Commissioner Roisman's work has benefited investors, the capital markets, the SEC, and our nation. I cannot overstate the privilege of serving alongside someone so humble, hard-working, patriotic, and principled. https://t.co/TjoKymy12U— Hester Peirce (@HesterPeirce) December 20, 2021
During his time at the SEC, Roisman was considered by many to be an ally of the crypto industry for seemingly favorable positions in regulating digital assets. During his time as chief counsel of the U.S. Senate Banking Committee, Roisman said the SEC should “examine and re-examine its rules, regulations and guidelines” when it came to emerging technologies including crypto and blockchain.

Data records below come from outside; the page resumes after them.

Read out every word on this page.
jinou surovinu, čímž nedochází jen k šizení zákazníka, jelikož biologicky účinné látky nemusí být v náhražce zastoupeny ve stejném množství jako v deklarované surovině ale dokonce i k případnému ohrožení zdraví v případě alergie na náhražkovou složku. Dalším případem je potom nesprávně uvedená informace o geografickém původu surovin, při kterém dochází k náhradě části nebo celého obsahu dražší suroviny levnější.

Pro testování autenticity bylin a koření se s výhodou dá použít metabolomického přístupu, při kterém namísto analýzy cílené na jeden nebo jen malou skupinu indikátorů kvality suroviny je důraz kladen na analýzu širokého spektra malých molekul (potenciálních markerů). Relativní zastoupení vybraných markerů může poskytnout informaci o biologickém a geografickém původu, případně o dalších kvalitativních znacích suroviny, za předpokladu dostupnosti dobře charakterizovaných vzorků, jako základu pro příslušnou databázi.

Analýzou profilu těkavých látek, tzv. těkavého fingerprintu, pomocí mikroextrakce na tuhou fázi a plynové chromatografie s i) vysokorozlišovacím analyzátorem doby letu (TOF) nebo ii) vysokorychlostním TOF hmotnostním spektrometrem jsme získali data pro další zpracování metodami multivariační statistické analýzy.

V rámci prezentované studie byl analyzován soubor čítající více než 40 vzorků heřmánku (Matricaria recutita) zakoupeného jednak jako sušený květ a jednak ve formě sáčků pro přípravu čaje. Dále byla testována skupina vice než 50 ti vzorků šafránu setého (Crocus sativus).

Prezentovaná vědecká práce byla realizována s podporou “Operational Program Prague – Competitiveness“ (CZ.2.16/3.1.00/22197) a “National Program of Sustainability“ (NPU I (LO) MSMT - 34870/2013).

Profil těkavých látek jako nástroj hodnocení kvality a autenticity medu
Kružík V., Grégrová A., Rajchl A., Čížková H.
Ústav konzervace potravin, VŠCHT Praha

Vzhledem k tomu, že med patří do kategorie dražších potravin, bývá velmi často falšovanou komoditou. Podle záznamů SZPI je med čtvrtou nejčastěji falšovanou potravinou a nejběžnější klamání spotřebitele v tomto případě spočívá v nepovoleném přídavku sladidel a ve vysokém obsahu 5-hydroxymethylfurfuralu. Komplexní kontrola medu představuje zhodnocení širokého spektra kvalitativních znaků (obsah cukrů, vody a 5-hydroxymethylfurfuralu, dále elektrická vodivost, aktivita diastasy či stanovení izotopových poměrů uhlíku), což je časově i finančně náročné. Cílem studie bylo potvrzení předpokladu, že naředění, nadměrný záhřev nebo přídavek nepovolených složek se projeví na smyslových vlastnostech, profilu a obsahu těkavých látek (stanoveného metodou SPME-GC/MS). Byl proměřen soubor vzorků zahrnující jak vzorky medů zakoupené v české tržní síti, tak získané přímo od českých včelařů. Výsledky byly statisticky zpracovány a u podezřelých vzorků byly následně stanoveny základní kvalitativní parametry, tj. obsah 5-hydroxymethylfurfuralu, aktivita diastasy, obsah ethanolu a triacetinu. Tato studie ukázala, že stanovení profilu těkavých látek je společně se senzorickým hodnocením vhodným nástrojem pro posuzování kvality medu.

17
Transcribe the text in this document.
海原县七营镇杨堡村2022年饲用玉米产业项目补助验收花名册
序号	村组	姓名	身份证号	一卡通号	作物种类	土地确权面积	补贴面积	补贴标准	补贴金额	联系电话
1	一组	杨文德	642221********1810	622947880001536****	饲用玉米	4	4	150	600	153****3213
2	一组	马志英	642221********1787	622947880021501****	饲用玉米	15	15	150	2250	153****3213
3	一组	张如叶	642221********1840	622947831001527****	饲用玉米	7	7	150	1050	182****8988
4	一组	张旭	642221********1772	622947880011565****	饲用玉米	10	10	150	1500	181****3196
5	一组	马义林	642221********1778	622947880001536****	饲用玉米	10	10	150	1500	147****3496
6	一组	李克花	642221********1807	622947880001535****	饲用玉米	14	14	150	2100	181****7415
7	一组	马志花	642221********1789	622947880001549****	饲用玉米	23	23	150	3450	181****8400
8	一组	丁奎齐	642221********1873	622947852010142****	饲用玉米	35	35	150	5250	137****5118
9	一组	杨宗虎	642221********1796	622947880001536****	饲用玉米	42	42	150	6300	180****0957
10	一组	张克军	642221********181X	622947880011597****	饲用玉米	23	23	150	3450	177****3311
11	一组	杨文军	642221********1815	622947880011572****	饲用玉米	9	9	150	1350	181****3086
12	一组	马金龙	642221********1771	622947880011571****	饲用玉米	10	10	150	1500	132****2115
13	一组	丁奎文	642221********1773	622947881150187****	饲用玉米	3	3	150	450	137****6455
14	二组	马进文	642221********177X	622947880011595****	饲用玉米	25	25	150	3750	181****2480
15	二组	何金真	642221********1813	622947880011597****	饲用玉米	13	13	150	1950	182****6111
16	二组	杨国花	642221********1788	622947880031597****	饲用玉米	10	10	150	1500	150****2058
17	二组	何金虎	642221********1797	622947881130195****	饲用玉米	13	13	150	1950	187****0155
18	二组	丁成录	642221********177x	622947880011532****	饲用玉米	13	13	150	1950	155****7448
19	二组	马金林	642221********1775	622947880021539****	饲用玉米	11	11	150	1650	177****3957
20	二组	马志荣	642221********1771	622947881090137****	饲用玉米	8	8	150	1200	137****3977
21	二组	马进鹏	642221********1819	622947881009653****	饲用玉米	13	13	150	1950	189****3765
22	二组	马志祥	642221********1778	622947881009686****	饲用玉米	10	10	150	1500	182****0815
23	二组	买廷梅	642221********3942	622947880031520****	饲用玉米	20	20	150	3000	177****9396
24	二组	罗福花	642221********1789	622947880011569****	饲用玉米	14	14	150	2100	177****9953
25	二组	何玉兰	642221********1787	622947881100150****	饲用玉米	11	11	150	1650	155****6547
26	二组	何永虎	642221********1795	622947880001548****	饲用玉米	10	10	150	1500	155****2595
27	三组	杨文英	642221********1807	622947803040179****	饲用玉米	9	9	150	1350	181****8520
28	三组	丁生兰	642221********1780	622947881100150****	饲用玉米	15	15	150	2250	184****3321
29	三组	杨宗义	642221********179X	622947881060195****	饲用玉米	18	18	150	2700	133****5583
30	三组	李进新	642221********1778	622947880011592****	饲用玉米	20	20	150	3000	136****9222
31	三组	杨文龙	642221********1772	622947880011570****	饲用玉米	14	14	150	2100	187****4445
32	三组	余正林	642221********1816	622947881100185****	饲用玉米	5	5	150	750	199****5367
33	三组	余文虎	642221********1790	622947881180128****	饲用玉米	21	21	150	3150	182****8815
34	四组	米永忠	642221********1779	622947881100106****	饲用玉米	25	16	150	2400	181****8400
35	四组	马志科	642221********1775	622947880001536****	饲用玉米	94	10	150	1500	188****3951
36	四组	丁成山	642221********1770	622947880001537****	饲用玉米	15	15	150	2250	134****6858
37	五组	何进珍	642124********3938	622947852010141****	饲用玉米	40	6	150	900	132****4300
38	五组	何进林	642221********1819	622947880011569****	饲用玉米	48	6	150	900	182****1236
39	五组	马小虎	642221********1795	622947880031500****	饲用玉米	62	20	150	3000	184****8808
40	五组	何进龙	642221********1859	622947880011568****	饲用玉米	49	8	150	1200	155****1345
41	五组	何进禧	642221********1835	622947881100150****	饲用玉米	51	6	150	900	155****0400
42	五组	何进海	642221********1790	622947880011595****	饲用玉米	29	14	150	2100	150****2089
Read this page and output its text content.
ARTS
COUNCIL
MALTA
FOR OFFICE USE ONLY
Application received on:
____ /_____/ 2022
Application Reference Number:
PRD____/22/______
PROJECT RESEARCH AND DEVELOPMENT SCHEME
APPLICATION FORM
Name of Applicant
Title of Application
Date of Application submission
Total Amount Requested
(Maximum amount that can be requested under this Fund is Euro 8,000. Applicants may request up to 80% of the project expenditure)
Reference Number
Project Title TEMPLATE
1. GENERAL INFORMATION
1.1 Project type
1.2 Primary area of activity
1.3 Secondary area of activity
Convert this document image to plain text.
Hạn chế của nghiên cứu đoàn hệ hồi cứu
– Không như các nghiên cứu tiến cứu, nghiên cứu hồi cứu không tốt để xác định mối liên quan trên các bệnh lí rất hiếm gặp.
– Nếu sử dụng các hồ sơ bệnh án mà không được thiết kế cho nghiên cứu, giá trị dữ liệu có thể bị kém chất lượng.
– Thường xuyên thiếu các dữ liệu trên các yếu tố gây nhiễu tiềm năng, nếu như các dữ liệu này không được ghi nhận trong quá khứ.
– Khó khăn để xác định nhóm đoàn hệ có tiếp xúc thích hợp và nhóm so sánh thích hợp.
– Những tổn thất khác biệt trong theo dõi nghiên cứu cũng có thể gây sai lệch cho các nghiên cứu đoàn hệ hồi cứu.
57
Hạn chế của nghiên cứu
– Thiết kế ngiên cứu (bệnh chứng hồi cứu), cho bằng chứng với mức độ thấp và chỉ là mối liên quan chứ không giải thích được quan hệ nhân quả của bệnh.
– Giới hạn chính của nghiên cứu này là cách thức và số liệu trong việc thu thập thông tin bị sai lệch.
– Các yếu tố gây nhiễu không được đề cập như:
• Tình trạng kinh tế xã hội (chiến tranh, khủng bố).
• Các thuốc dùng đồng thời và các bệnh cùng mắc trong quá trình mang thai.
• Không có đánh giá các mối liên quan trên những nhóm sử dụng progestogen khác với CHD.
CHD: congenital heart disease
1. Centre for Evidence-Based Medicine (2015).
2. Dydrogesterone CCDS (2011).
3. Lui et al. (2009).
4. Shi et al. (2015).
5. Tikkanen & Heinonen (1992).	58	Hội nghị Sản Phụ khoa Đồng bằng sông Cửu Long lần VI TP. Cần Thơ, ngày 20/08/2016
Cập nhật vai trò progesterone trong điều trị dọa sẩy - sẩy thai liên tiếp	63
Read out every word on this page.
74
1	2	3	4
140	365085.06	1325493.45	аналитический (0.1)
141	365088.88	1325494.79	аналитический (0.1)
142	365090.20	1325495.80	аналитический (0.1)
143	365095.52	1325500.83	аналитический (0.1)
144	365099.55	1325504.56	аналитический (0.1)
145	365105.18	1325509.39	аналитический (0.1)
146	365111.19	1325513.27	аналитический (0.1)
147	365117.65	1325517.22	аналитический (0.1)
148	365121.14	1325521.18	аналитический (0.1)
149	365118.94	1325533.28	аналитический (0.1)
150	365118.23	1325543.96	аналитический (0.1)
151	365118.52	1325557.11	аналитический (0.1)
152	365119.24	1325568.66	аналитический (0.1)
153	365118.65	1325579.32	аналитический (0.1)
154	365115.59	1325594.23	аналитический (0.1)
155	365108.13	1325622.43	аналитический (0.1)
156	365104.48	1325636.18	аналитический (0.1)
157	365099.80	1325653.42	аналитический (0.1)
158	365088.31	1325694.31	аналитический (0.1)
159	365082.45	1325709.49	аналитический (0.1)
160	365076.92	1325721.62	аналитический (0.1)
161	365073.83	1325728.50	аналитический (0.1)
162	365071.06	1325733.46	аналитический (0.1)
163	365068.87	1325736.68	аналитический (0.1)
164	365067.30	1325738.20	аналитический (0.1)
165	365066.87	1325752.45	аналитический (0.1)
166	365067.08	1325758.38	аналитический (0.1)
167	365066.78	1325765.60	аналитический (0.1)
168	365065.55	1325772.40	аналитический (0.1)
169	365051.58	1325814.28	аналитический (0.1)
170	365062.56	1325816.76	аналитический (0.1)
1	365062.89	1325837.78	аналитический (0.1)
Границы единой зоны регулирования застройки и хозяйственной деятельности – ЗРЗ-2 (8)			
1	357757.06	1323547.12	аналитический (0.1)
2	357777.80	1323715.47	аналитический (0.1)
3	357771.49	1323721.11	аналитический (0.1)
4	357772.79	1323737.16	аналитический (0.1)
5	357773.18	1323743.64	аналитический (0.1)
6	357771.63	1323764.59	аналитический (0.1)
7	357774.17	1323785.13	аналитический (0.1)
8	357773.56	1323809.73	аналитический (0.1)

More recently, Roisman co-signed a letter with SEC commissioner Hester Peirce, known by many as Crypto Mom, criticizing Gensler for not providing clarification on crypto in the agency’s regulatory agenda. The pair claimed that the SEC being unable to formulate investor rules in the digital asset space “emboldens fraudsters and hinders conscientious participants who want to comply with the law.”
Any change to the SEC leadership could potentially impact regulation and enforcement of the crypto space. Currently, the SEC, Commodity and Futures Trading Commission, and Financial Crimes Enforcement Network handle digital asset regulation in the United States, but each with different jurisdictional claims, resulting in a patchwork approach that crypto firms must navigate to legally operate.